Methods: A hybrid machine learning approach, combining genetic algorithm (GA) and support vector machine (SVM), was applied to high-dimensional gene expression data from publicly available transcriptomic datasets, including the Gene Expression Omnibus (GEO) and The Cancer Genome Atlas (TCGA). A total of 72 Geo samples (Affymetrix, Illumina) served as the primary dataset after normalization.

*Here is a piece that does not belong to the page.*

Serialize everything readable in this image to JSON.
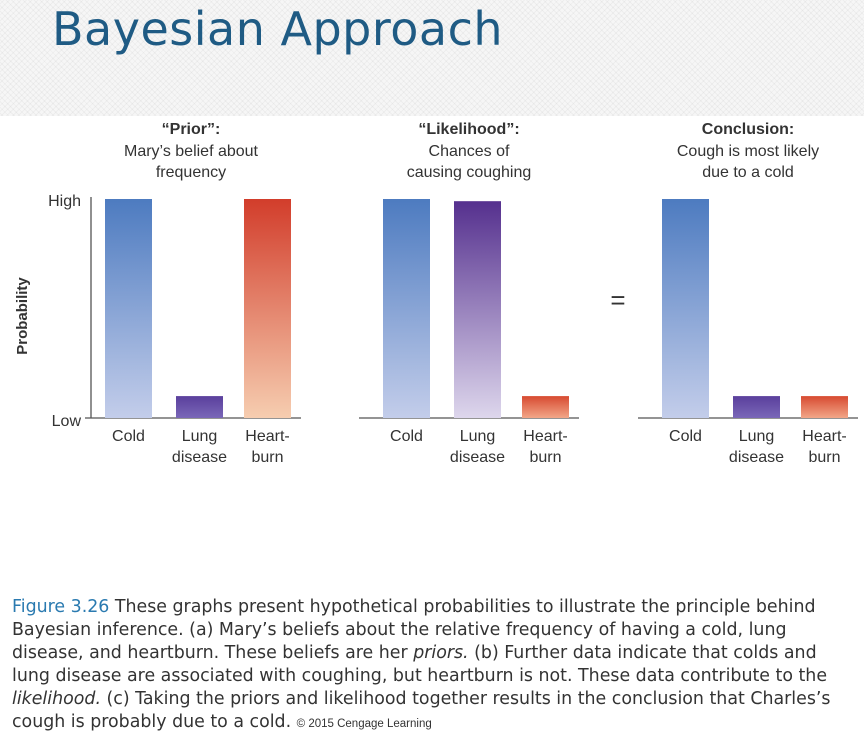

Results: The GA-SVM model achieved about 99% accuracy and AUC with 10-fold cross validation, clearly separating cervical cancer from normal tissues. Eight genes (CXCL9, CTGF, ZNF704, ZEB2, SASH1, PTN, KPNA2, SLC5A1) were identified as diagnostic biomarkers. Protein-protein interaction (PPI) and functional enrichment analyses revealed 42 therapeutic targets (e.g. CDK1, BRCA1, CCNB1, and AURKB) linked to regulating cell cycle, DNA repair, and mitotic processes. Survival analysis identified six genes (CXCL1, DNMT1, MMP1, MYBL2, PCNA, and RRM2) as key prognostic markers. Additionally, transcription factor analysis identified E2F1 and TP63 as major regulators of the prognostic genes, elucidating the molecular mechanisms underlying cervical cancer progression.
Conclusion: The identified gene signatures may serve as candidates for hypothesis generation and provide a computational framework to prioritize biomarkers and therapeutic targets in cervical cancer. However, these findings are based on in silico analyses and require experimental and clinical validation before translation into practice.